Wow, a new Cold War! Over 300,000 South Korean troops and 10,000 American troops, in a series of war games known as “Freedom Shield 2024,” have conducted numerous field maneuvers, including bombing runs, at the North Korean border.
Chun writes: “The combined United States Forces Korea (USFK) and South Korean forces far overshadow those of North Korea, whose entire military budget is $1.47 billion compared to that of South Korea at $43.1 billion, not to mention that of the U.S. at $816.7 billion...”
“The U.S. is using North Korea as a pretext for its new Cold War against China,” she goes on, “and, with its control of 40% of the world’s nuclear stockpile, is even willing to risk nuclear war to further its geopolitical aims.”

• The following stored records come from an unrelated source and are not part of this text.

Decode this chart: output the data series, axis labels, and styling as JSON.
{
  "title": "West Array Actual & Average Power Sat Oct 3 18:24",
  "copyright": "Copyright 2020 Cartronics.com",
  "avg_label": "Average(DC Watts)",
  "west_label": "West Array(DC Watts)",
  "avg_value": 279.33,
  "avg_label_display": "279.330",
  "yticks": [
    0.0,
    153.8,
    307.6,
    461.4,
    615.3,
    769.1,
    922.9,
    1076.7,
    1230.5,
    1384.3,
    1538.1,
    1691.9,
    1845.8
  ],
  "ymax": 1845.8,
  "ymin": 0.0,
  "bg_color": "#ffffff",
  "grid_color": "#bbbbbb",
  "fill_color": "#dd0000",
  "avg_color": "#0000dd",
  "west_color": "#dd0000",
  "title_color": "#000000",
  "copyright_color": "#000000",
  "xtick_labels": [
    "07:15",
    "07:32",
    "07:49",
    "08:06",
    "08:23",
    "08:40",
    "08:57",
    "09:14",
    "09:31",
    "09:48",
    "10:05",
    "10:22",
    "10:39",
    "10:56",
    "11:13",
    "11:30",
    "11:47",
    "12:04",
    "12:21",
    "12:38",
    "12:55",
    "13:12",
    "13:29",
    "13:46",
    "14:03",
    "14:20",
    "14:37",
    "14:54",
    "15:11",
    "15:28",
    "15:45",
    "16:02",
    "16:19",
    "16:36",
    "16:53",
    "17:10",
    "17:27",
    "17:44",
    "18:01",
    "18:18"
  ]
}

And she quotes Noam Chomsky who, addressing the country’s blatant indifference to this risk, points out that “the United States always plays with fire.”
How do we get it to stop?
We live in a self-declared democracy but we, the people, are not the ones with real authority here. Those who run the show seem essentially blind to the consequences of militarism, war and, for God’s sake, nukes. Having power means having the ability to threaten—and, if necessary, cause—harm... beyond their divinely sanctioned borders, of course (not counting the likely consequences that know no borders).
If Tilly is right—if “war made the state and the state made war”—then the state, as currently perceived, at least by those besotted with military power, is the problem. Knowing this is the beginning... but of what? Survival means finding an answer.